OpenAI hints at some adaptive defensive capabilities:

• Defensive design: We impose friction on threat actors through our safety systems, which reflect our approach to responsibly deploying AI. For example, we repeatedly observed cases where our models refused to generate the text or images that the actors asked for.
• AI-enhanced investigation: Similar to our approach to using GPT-4 for content moderation and cyber defense, we have built our own AI-powered tools to make our detection and analysis more effective. The investigations described in the accompanying report took days, rather than weeks or months, thanks to our tooling.

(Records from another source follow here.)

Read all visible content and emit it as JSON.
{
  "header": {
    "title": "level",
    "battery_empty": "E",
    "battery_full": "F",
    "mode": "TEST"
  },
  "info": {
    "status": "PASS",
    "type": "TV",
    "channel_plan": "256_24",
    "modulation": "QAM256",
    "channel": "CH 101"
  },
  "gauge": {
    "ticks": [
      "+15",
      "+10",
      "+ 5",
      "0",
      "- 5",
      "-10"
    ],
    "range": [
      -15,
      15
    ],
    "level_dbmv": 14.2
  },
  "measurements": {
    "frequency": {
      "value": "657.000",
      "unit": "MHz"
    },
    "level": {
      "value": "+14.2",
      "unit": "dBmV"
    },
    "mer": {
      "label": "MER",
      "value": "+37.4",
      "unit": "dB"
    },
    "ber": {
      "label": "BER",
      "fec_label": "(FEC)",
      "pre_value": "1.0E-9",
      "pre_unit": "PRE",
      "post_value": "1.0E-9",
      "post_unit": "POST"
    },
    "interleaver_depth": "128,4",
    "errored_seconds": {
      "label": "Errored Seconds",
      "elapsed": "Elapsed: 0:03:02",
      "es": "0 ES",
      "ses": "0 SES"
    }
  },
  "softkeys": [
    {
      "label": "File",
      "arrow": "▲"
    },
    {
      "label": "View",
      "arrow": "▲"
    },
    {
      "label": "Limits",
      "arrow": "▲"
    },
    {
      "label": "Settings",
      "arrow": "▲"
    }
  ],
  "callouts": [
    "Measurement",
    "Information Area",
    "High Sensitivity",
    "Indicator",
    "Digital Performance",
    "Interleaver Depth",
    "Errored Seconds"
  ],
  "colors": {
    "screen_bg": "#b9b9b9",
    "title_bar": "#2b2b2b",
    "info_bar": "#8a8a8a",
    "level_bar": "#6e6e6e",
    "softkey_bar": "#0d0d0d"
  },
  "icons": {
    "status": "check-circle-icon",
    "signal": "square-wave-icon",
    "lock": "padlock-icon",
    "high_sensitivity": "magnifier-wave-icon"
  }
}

As our models improve, we’ll continue leveraging their capabilities to improve our investigations too.
• Distribution matters: Like traditional forms of content, AI-generated material must be distributed if it is to reach an audience. The IO posted across a wide range of different platforms, including X, Telegram, Facebook, Medium, Blogspot, and smaller forums, but none managed to engage a substantial audience.
• Importance of industry sharing: To increase the impact of our disruptions on these actors, we have shared detailed threat indicators with industry peers. Our own investigations benefited from years of open-source analysis conducted by the wider research community.
• The human element: AI can change the toolkit that human operators use, but it does not change the operators themselves. Our investigations showed that these actors were as prone to human error as previous generations have been - for example, publishing refusal messages from our models on social media and their websites. While it is important to be aware of the changing tools that threat actors use, we should not lose sight of the human limitations that can affect their operations and decision making.

All of these are obviously useful to attackers, who will adjust their efforts to exploit these defenses. It should be emphasized that this is the hard part, as far as they're concerned. The easy bit is flooding the interwebs with content that is indistinguishable from large groups of humans in heated exchanges across a narrow band of argumentation.

If they can reach that objective without the public even being aware that these distributed capabilities to overwhelm public discourse exist, the work required to repair trust in our mediums of exchange will be exponentially greater.